The future of workers in AI times

What skills will workers need in the age of AI?

Work is changing rapidly, technology makes us change the traditional way of working but is it real that one day robots are going to replace us at work or are we just going to have to adapt and benefit from them?

A report from the World Economic Forum suggests that while 75 million jobs may be displaced globally by a shift in the division of labor between humans and machines in the next five years, 133 million new roles may emerge that can be better suited to this division. This means that we could see 58 million new jobs created in just half a decade.

But then we have another question to ask ourselves, what will these new roles look like and what skills will workers need in the age of AI?

Simply put, the power of AI lies in its ability to automate tasks. Today, companies are already implementing AI to take on mundane, repetitive, or simply time-consuming responsibilities.

AI algorithms can find, process and produce valuable information from data at lightning speed. This is an advantage since it generally does it with much greater precision than humans; in fact, human error can often be a great cost to companies.

Chatbots are a simple example of how AI can overcome basic functions. From retailers to banks to real estate agents, companies spanning different industries are employing these digital assistants to perform important customer service tasks. Based on the vast amount of data they have access to, they are now often the first port of call for customers seeking answers to standard questions.

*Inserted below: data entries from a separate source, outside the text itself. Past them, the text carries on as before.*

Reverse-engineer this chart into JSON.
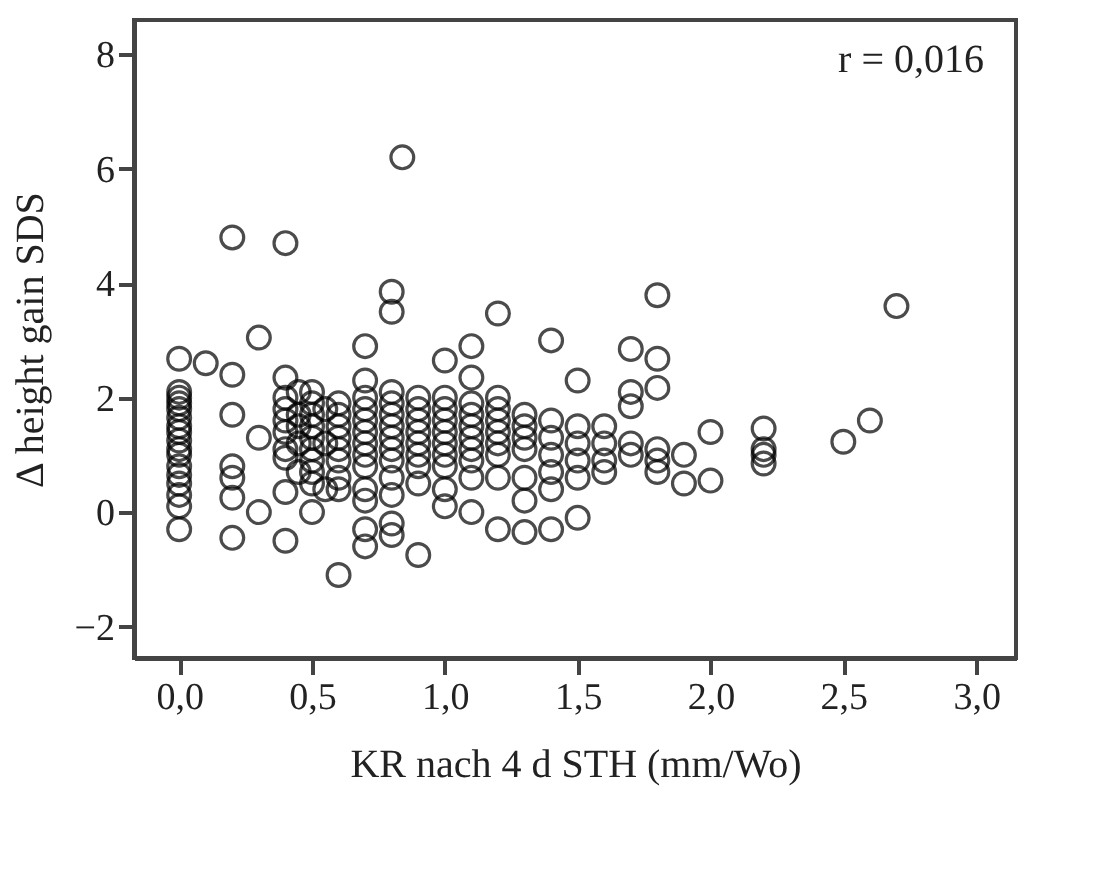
{
  "chart_data": {
    "type": "scatter",
    "xlabel": "KR nach 4 d STH (mm/Wo)",
    "ylabel": "Δ height gain SDS",
    "annotations": [
      "r = 0,016"
    ],
    "marker": "circle",
    "grid": false,
    "xlim": [
      -0.17,
      3.15
    ],
    "ylim": [
      -2.55,
      8.6
    ],
    "xticks": [
      {
        "value": 0,
        "label": "0,0"
      },
      {
        "value": 0.5,
        "label": "0,5"
      },
      {
        "value": 1,
        "label": "1,0"
      },
      {
        "value": 1.5,
        "label": "1,5"
      },
      {
        "value": 2,
        "label": "2,0"
      },
      {
        "value": 2.5,
        "label": "2,5"
      },
      {
        "value": 3,
        "label": "3,0"
      }
    ],
    "yticks": [
      -2,
      0,
      2,
      4,
      6,
      8
    ],
    "series": [
      {
        "color": "#000000",
        "x": [
          0,
          0,
          0,
          0,
          0,
          0,
          0,
          0,
          0,
          0,
          0,
          0,
          0,
          0,
          0,
          0,
          0,
          0.1,
          0.2,
          0.2,
          0.2,
          0.2,
          0.2,
          0.2,
          0.2,
          0.3,
          0.3,
          0.3,
          0.4,
          0.4,
          0.4,
          0.4,
          0.4,
          0.4,
          0.4,
          0.4,
          0.4,
          0.4,
          0.45,
          0.45,
          0.45,
          0.45,
          0.45,
          0.5,
          0.5,
          0.5,
          0.5,
          0.5,
          0.5,
          0.5,
          0.5,
          0.5,
          0.5,
          0.55,
          0.55,
          0.55,
          0.6,
          0.6,
          0.6,
          0.6,
          0.6,
          0.6,
          0.6,
          0.6,
          0.6,
          0.7,
          0.7,
          0.7,
          0.7,
          0.7,
          0.7,
          0.7,
          0.7,
          0.7,
          0.7,
          0.7,
          0.7,
          0.7,
          0.8,
          0.8,
          0.8,
          0.8,
          0.8,
          0.8,
          0.8,
          0.8,
          0.8,
          0.8,
          0.8,
          0.8,
          0.8,
          0.84,
          0.9,
          0.9,
          0.9,
          0.9,
          0.9,
          0.9,
          0.9,
          0.9,
          0.9,
          1,
          1,
          1,
          1,
          1,
          1,
          1,
          1,
          1,
          1,
          1.1,
          1.1,
          1.1,
          1.1,
          1.1,
          1.1,
          1.1,
          1.1,
          1.1,
          1.1,
          1.2,
          1.2,
          1.2,
          1.2,
          1.2,
          1.2,
          1.2,
          1.2,
          1.2,
          1.3,
          1.3,
          1.3,
          1.3,
          1.3,
          1.3,
          1.3,
          1.4,
          1.4,
          1.4,
          1.4,
          1.4,
          1.4,
          1.4,
          1.5,
          1.5,
          1.5,
          1.5,
          1.5,
          1.5,
          1.6,
          1.6,
          1.6,
          1.6,
          1.7,
          1.7,
          1.7,
          1.7,
          1.7,
          1.8,
          1.8,
          1.8,
          1.8,
          1.8,
          1.8,
          1.9,
          1.9,
          2,
          2,
          2.2,
          2.2,
          2.2,
          2.2,
          2.5,
          2.6,
          2.7
        ],
        "values": [
          2.68,
          2.1,
          2.0,
          1.9,
          1.8,
          1.65,
          1.5,
          1.4,
          1.25,
          1.1,
          1.0,
          0.8,
          0.65,
          0.5,
          0.3,
          0.1,
          -0.3,
          2.6,
          4.8,
          2.4,
          1.7,
          0.8,
          0.6,
          0.25,
          -0.45,
          3.05,
          1.3,
          0.0,
          4.7,
          2.35,
          2.0,
          1.8,
          1.6,
          1.4,
          1.1,
          0.95,
          0.35,
          -0.5,
          2.1,
          1.7,
          1.5,
          1.2,
          0.7,
          2.1,
          1.9,
          1.7,
          1.5,
          1.3,
          1.1,
          0.9,
          0.7,
          0.5,
          0.0,
          1.8,
          1.2,
          0.4,
          1.9,
          1.7,
          1.5,
          1.3,
          1.1,
          0.9,
          0.6,
          0.4,
          -1.1,
          2.9,
          2.3,
          2.0,
          1.8,
          1.6,
          1.4,
          1.2,
          1.0,
          0.8,
          0.4,
          0.2,
          -0.3,
          -0.6,
          3.85,
          3.5,
          2.1,
          1.9,
          1.7,
          1.5,
          1.3,
          1.1,
          0.9,
          0.6,
          0.3,
          -0.2,
          -0.4,
          6.2,
          2.0,
          1.8,
          1.6,
          1.4,
          1.2,
          1.0,
          0.8,
          0.5,
          -0.75,
          2.65,
          2.0,
          1.8,
          1.6,
          1.4,
          1.2,
          1.0,
          0.8,
          0.4,
          0.1,
          2.9,
          2.35,
          1.9,
          1.7,
          1.5,
          1.3,
          1.1,
          0.9,
          0.6,
          0.0,
          3.47,
          2.0,
          1.8,
          1.6,
          1.4,
          1.2,
          1.0,
          0.6,
          -0.3,
          1.7,
          1.5,
          1.3,
          1.1,
          0.6,
          0.2,
          -0.35,
          3.0,
          1.6,
          1.3,
          1.0,
          0.7,
          0.4,
          -0.3,
          2.3,
          1.5,
          1.2,
          0.9,
          0.6,
          -0.1,
          1.5,
          1.2,
          0.9,
          0.7,
          2.85,
          2.1,
          1.85,
          1.2,
          1.0,
          3.79,
          2.68,
          2.17,
          1.1,
          0.9,
          0.7,
          1.0,
          0.5,
          1.4,
          0.55,
          1.46,
          1.1,
          1.0,
          0.85,
          1.23,
          1.6,
          3.6
        ]
      }
    ]
  }
}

But it is not so easy to substitute human labor. AI can't function without human supervision either, which means we need people who can interpret the results, maintain its performance, and intervene if something goes wrong.

STEM skills will be vital in enabling people to take on the jobs that will emerge from AI and automation. AI cannot exist without good data. Consequently, those working with this technology must be adept at interpreting data, finding patterns within it, and identifying which data sets would be useful for AI training. Data literacy skills will also allow workers to spot problems with AI and find solutions to ensure it works as efficiently as possible.

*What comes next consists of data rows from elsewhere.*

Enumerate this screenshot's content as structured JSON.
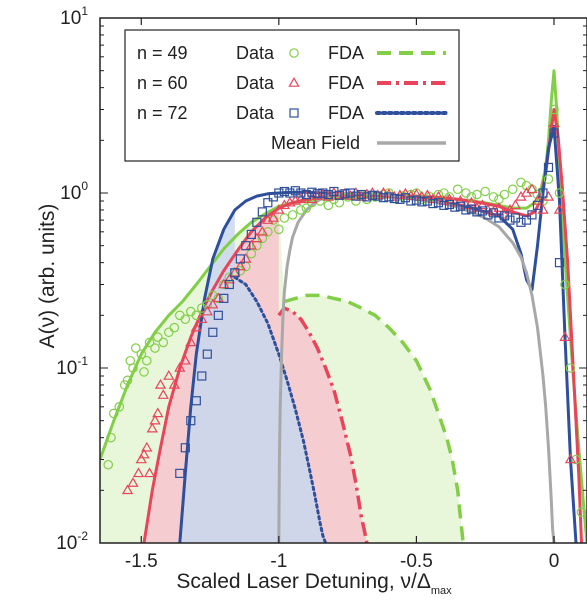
{
  "chart_data": {
    "type": "line",
    "title": "",
    "xlabel": "Scaled Laser Detuning, ν/Δ",
    "xlabel_sub": "max",
    "ylabel": "A(ν) (arb. units)",
    "xlim": [
      -1.65,
      0.12
    ],
    "ylim": [
      0.01,
      10
    ],
    "yscale": "log",
    "grid": false,
    "x_ticks": [
      -1.5,
      -1,
      -0.5,
      0
    ],
    "x_tick_labels": [
      "-1.5",
      "-1",
      "-0.5",
      "0"
    ],
    "y_ticks": [
      {
        "value": 0.01,
        "base": "10",
        "exp": "-2"
      },
      {
        "value": 0.1,
        "base": "10",
        "exp": "-1"
      },
      {
        "value": 1,
        "base": "10",
        "exp": "0"
      },
      {
        "value": 10,
        "base": "10",
        "exp": "1"
      }
    ],
    "legend_position": "top-left",
    "legend_rows": [
      {
        "n_label": "n = 49",
        "data_label": "Data",
        "fda_label": "FDA",
        "marker": "circle",
        "line": "dashed",
        "color": "#82cf47"
      },
      {
        "n_label": "n = 60",
        "data_label": "Data",
        "fda_label": "FDA",
        "marker": "triangle",
        "line": "dashdot",
        "color": "#e8455a"
      },
      {
        "n_label": "n = 72",
        "data_label": "Data",
        "fda_label": "FDA",
        "marker": "square",
        "line": "dotted",
        "color": "#2e4f9b"
      },
      {
        "n_label": "",
        "data_label": "",
        "fda_label": "Mean Field",
        "marker": "none",
        "line": "solid",
        "color": "#a8a8a8"
      }
    ],
    "series": [
      {
        "name": "n = 49 Data",
        "kind": "scatter",
        "marker": "circle",
        "color": "#82cf47",
        "x": [
          -1.62,
          -1.61,
          -1.6,
          -1.58,
          -1.56,
          -1.55,
          -1.54,
          -1.53,
          -1.52,
          -1.5,
          -1.49,
          -1.48,
          -1.47,
          -1.45,
          -1.44,
          -1.42,
          -1.4,
          -1.38,
          -1.36,
          -1.34,
          -1.32,
          -1.3,
          -1.28,
          -1.26,
          -1.24,
          -1.22,
          -1.2,
          -1.18,
          -1.16,
          -1.14,
          -1.12,
          -1.1,
          -1.08,
          -1.06,
          -1.04,
          -1.02,
          -1.0,
          -0.98,
          -0.95,
          -0.92,
          -0.9,
          -0.88,
          -0.85,
          -0.82,
          -0.8,
          -0.78,
          -0.75,
          -0.72,
          -0.7,
          -0.68,
          -0.65,
          -0.62,
          -0.6,
          -0.58,
          -0.55,
          -0.52,
          -0.5,
          -0.48,
          -0.45,
          -0.42,
          -0.4,
          -0.38,
          -0.35,
          -0.32,
          -0.3,
          -0.28,
          -0.25,
          -0.22,
          -0.2,
          -0.18,
          -0.15,
          -0.12,
          -0.1,
          -0.08,
          -0.06,
          -0.04,
          -0.02,
          0.0,
          0.02,
          0.04,
          0.06,
          0.08,
          0.1
        ],
        "y": [
          0.028,
          0.04,
          0.055,
          0.06,
          0.08,
          0.085,
          0.11,
          0.1,
          0.13,
          0.12,
          0.095,
          0.11,
          0.14,
          0.13,
          0.15,
          0.14,
          0.16,
          0.17,
          0.2,
          0.19,
          0.21,
          0.2,
          0.22,
          0.23,
          0.26,
          0.25,
          0.3,
          0.33,
          0.35,
          0.36,
          0.38,
          0.45,
          0.5,
          0.55,
          0.6,
          0.7,
          0.62,
          0.72,
          0.75,
          0.8,
          0.82,
          0.88,
          0.9,
          0.85,
          0.92,
          0.88,
          0.95,
          0.9,
          0.98,
          0.92,
          0.95,
          0.98,
          1.0,
          0.93,
          0.96,
          0.98,
          1.0,
          0.92,
          0.95,
          0.98,
          1.0,
          0.95,
          1.05,
          1.0,
          0.95,
          0.98,
          1.02,
          0.95,
          0.92,
          0.98,
          1.05,
          1.15,
          1.1,
          1.05,
          0.98,
          0.9,
          1.2,
          3.0,
          1.0,
          0.3,
          0.1,
          0.03,
          0.015
        ]
      },
      {
        "name": "n = 60 Data",
        "kind": "scatter",
        "marker": "triangle",
        "color": "#e8455a",
        "x": [
          -1.55,
          -1.53,
          -1.51,
          -1.5,
          -1.49,
          -1.48,
          -1.47,
          -1.46,
          -1.45,
          -1.44,
          -1.43,
          -1.42,
          -1.4,
          -1.38,
          -1.36,
          -1.34,
          -1.32,
          -1.3,
          -1.28,
          -1.26,
          -1.24,
          -1.22,
          -1.2,
          -1.18,
          -1.16,
          -1.14,
          -1.12,
          -1.1,
          -1.08,
          -1.06,
          -1.04,
          -1.02,
          -1.0,
          -0.98,
          -0.96,
          -0.94,
          -0.92,
          -0.9,
          -0.88,
          -0.86,
          -0.84,
          -0.82,
          -0.8,
          -0.78,
          -0.76,
          -0.74,
          -0.72,
          -0.7,
          -0.68,
          -0.66,
          -0.64,
          -0.62,
          -0.6,
          -0.58,
          -0.56,
          -0.54,
          -0.52,
          -0.5,
          -0.48,
          -0.46,
          -0.44,
          -0.42,
          -0.4,
          -0.38,
          -0.36,
          -0.34,
          -0.32,
          -0.3,
          -0.28,
          -0.26,
          -0.24,
          -0.22,
          -0.2,
          -0.18,
          -0.16,
          -0.14,
          -0.12,
          -0.1,
          -0.08,
          -0.06,
          -0.04,
          -0.02,
          0.0,
          0.02,
          0.04,
          0.06
        ],
        "y": [
          0.02,
          0.022,
          0.025,
          0.03,
          0.032,
          0.035,
          0.025,
          0.045,
          0.05,
          0.055,
          0.08,
          0.07,
          0.09,
          0.08,
          0.1,
          0.11,
          0.14,
          0.17,
          0.19,
          0.21,
          0.23,
          0.25,
          0.3,
          0.32,
          0.35,
          0.38,
          0.42,
          0.5,
          0.55,
          0.6,
          0.7,
          0.72,
          0.8,
          0.85,
          0.88,
          0.9,
          0.92,
          0.95,
          0.92,
          0.96,
          0.98,
          0.95,
          1.0,
          0.97,
          0.99,
          0.96,
          1.0,
          0.95,
          0.98,
          1.0,
          0.97,
          1.0,
          0.98,
          0.95,
          0.97,
          0.99,
          0.96,
          0.98,
          0.95,
          0.97,
          0.92,
          0.95,
          0.9,
          0.92,
          0.88,
          0.9,
          0.85,
          0.88,
          0.82,
          0.85,
          0.8,
          0.78,
          0.82,
          0.75,
          0.8,
          0.85,
          0.95,
          1.0,
          1.05,
          0.9,
          0.8,
          0.95,
          2.5,
          0.8,
          0.15,
          0.03
        ]
      },
      {
        "name": "n = 72 Data",
        "kind": "scatter",
        "marker": "square",
        "color": "#2e4f9b",
        "x": [
          -1.36,
          -1.34,
          -1.32,
          -1.3,
          -1.28,
          -1.26,
          -1.24,
          -1.22,
          -1.2,
          -1.18,
          -1.16,
          -1.14,
          -1.12,
          -1.1,
          -1.08,
          -1.06,
          -1.04,
          -1.02,
          -1.0,
          -0.98,
          -0.96,
          -0.94,
          -0.92,
          -0.9,
          -0.88,
          -0.86,
          -0.84,
          -0.82,
          -0.8,
          -0.78,
          -0.76,
          -0.74,
          -0.72,
          -0.7,
          -0.68,
          -0.66,
          -0.64,
          -0.62,
          -0.6,
          -0.58,
          -0.56,
          -0.54,
          -0.52,
          -0.5,
          -0.48,
          -0.46,
          -0.44,
          -0.42,
          -0.4,
          -0.38,
          -0.36,
          -0.34,
          -0.32,
          -0.3,
          -0.28,
          -0.26,
          -0.24,
          -0.22,
          -0.2,
          -0.18,
          -0.16,
          -0.14,
          -0.12,
          -0.1,
          -0.08,
          -0.06,
          -0.04,
          -0.02,
          0.0,
          0.02
        ],
        "y": [
          0.025,
          0.035,
          0.05,
          0.065,
          0.09,
          0.12,
          0.16,
          0.2,
          0.25,
          0.3,
          0.35,
          0.42,
          0.5,
          0.58,
          0.68,
          0.78,
          0.88,
          0.95,
          1.0,
          1.02,
          1.0,
          1.03,
          1.0,
          0.98,
          1.01,
          0.99,
          1.0,
          0.98,
          1.02,
          0.97,
          0.99,
          1.0,
          0.96,
          0.98,
          0.95,
          0.97,
          0.96,
          0.94,
          0.95,
          0.93,
          0.92,
          0.94,
          0.9,
          0.91,
          0.89,
          0.9,
          0.87,
          0.88,
          0.85,
          0.86,
          0.83,
          0.84,
          0.8,
          0.81,
          0.78,
          0.79,
          0.75,
          0.77,
          0.72,
          0.74,
          0.7,
          0.72,
          0.68,
          0.7,
          0.75,
          0.85,
          1.0,
          1.4,
          2.2,
          0.4
        ]
      },
      {
        "name": "n = 49 FDA",
        "kind": "line",
        "style": "solid",
        "color": "#82cf47",
        "x": [
          -1.65,
          -1.6,
          -1.55,
          -1.5,
          -1.45,
          -1.4,
          -1.35,
          -1.3,
          -1.25,
          -1.2,
          -1.15,
          -1.1,
          -1.05,
          -1.0,
          -0.95,
          -0.9,
          -0.85,
          -0.8,
          -0.75,
          -0.7,
          -0.65,
          -0.6,
          -0.55,
          -0.5,
          -0.45,
          -0.4,
          -0.35,
          -0.3,
          -0.25,
          -0.2,
          -0.15,
          -0.1,
          -0.07,
          -0.05,
          -0.03,
          -0.02,
          -0.01,
          0.0,
          0.01,
          0.02,
          0.03,
          0.05,
          0.07,
          0.09,
          0.11,
          0.12
        ],
        "y": [
          0.03,
          0.05,
          0.08,
          0.12,
          0.16,
          0.2,
          0.24,
          0.3,
          0.38,
          0.48,
          0.58,
          0.68,
          0.76,
          0.84,
          0.88,
          0.9,
          0.92,
          0.93,
          0.94,
          0.94,
          0.95,
          0.95,
          0.95,
          0.95,
          0.94,
          0.93,
          0.92,
          0.9,
          0.88,
          0.85,
          0.82,
          0.82,
          0.88,
          1.0,
          1.4,
          2.0,
          3.3,
          5.0,
          3.0,
          1.4,
          0.7,
          0.25,
          0.09,
          0.035,
          0.015,
          0.01
        ]
      },
      {
        "name": "n = 60 FDA",
        "kind": "line",
        "style": "solid",
        "color": "#e8455a",
        "x": [
          -1.49,
          -1.46,
          -1.43,
          -1.4,
          -1.36,
          -1.32,
          -1.28,
          -1.24,
          -1.2,
          -1.15,
          -1.1,
          -1.05,
          -1.0,
          -0.95,
          -0.9,
          -0.85,
          -0.8,
          -0.75,
          -0.7,
          -0.6,
          -0.5,
          -0.4,
          -0.3,
          -0.2,
          -0.15,
          -0.1,
          -0.07,
          -0.05,
          -0.03,
          -0.015,
          0.0,
          0.015,
          0.03,
          0.05,
          0.07,
          0.09,
          0.1
        ],
        "y": [
          0.01,
          0.02,
          0.035,
          0.06,
          0.1,
          0.15,
          0.21,
          0.28,
          0.36,
          0.47,
          0.6,
          0.72,
          0.82,
          0.88,
          0.92,
          0.95,
          0.97,
          0.98,
          0.98,
          0.97,
          0.96,
          0.94,
          0.9,
          0.84,
          0.78,
          0.74,
          0.78,
          0.9,
          1.3,
          2.0,
          3.0,
          2.1,
          1.1,
          0.4,
          0.1,
          0.025,
          0.01
        ]
      },
      {
        "name": "n = 72 FDA",
        "kind": "line",
        "style": "solid",
        "color": "#2e4f9b",
        "x": [
          -1.36,
          -1.34,
          -1.32,
          -1.3,
          -1.27,
          -1.24,
          -1.2,
          -1.16,
          -1.12,
          -1.08,
          -1.04,
          -1.0,
          -0.95,
          -0.9,
          -0.85,
          -0.8,
          -0.7,
          -0.6,
          -0.5,
          -0.4,
          -0.3,
          -0.2,
          -0.15,
          -0.12,
          -0.1,
          -0.08,
          -0.06,
          -0.04,
          -0.02,
          0.0,
          0.02,
          0.04,
          0.06,
          0.08
        ],
        "y": [
          0.01,
          0.025,
          0.06,
          0.12,
          0.25,
          0.42,
          0.62,
          0.8,
          0.9,
          0.96,
          0.99,
          1.0,
          1.01,
          1.01,
          1.0,
          1.0,
          0.98,
          0.96,
          0.92,
          0.88,
          0.82,
          0.74,
          0.62,
          0.45,
          0.32,
          0.28,
          0.5,
          1.0,
          1.8,
          2.4,
          0.9,
          0.15,
          0.03,
          0.01
        ]
      },
      {
        "name": "n = 49 FDA (tail)",
        "kind": "line",
        "style": "dashed",
        "color": "#82cf47",
        "x": [
          -0.98,
          -0.9,
          -0.85,
          -0.8,
          -0.75,
          -0.7,
          -0.65,
          -0.6,
          -0.55,
          -0.5,
          -0.45,
          -0.42,
          -0.39,
          -0.37,
          -0.35,
          -0.34,
          -0.33
        ],
        "y": [
          0.24,
          0.26,
          0.26,
          0.25,
          0.24,
          0.22,
          0.2,
          0.17,
          0.14,
          0.11,
          0.075,
          0.055,
          0.04,
          0.03,
          0.02,
          0.014,
          0.01
        ]
      },
      {
        "name": "n = 60 FDA (tail)",
        "kind": "line",
        "style": "dashdot",
        "color": "#e8455a",
        "x": [
          -1.0,
          -0.98,
          -0.95,
          -0.92,
          -0.89,
          -0.86,
          -0.83,
          -0.8,
          -0.77,
          -0.74,
          -0.72,
          -0.7,
          -0.69,
          -0.68
        ],
        "y": [
          0.2,
          0.22,
          0.21,
          0.19,
          0.16,
          0.13,
          0.1,
          0.075,
          0.05,
          0.032,
          0.022,
          0.014,
          0.012,
          0.01
        ]
      },
      {
        "name": "n = 72 FDA (tail)",
        "kind": "line",
        "style": "dotted",
        "color": "#2e4f9b",
        "x": [
          -1.16,
          -1.12,
          -1.08,
          -1.04,
          -1.0,
          -0.97,
          -0.94,
          -0.91,
          -0.89,
          -0.87,
          -0.85,
          -0.84,
          -0.83
        ],
        "y": [
          0.33,
          0.3,
          0.24,
          0.18,
          0.12,
          0.085,
          0.058,
          0.038,
          0.027,
          0.019,
          0.013,
          0.011,
          0.01
        ]
      },
      {
        "name": "Mean Field",
        "kind": "line",
        "style": "solid",
        "color": "#a8a8a8",
        "x": [
          -1.0,
          -0.998,
          -0.995,
          -0.99,
          -0.985,
          -0.98,
          -0.97,
          -0.96,
          -0.95,
          -0.93,
          -0.9,
          -0.87,
          -0.84,
          -0.8,
          -0.75,
          -0.7,
          -0.65,
          -0.6,
          -0.55,
          -0.5,
          -0.45,
          -0.4,
          -0.35,
          -0.3,
          -0.25,
          -0.2,
          -0.15,
          -0.12,
          -0.1,
          -0.08,
          -0.06,
          -0.04,
          -0.03,
          -0.02,
          -0.01,
          -0.005,
          0.0
        ],
        "y": [
          0.01,
          0.03,
          0.06,
          0.12,
          0.2,
          0.27,
          0.38,
          0.47,
          0.56,
          0.68,
          0.8,
          0.88,
          0.94,
          0.98,
          1.0,
          1.0,
          0.99,
          0.97,
          0.95,
          0.93,
          0.9,
          0.87,
          0.83,
          0.78,
          0.72,
          0.64,
          0.52,
          0.43,
          0.35,
          0.26,
          0.17,
          0.09,
          0.06,
          0.035,
          0.018,
          0.012,
          0.01
        ]
      }
    ]
  }
}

Data analysts and scientists, software and application developers, and e-commerce and social media specialists are just a few of the many roles that will grow in importance in the coming times.

However, we cannot expect all of us to become data scientists. Paradoxically, automation will also increase the need for "soft" skills. Humans will be left with responsibilities that require problem solving, social and emotional response, and creative thinking.

In fact, the same report suggests that we will begin to see doors open for roles that require more distinctive "human" skills. These include positions such as customer service workers, human resource specialists, and innovation managers.

Qualities such as empathy, adaptability, and leadership remain clearly important assets that people bring to business.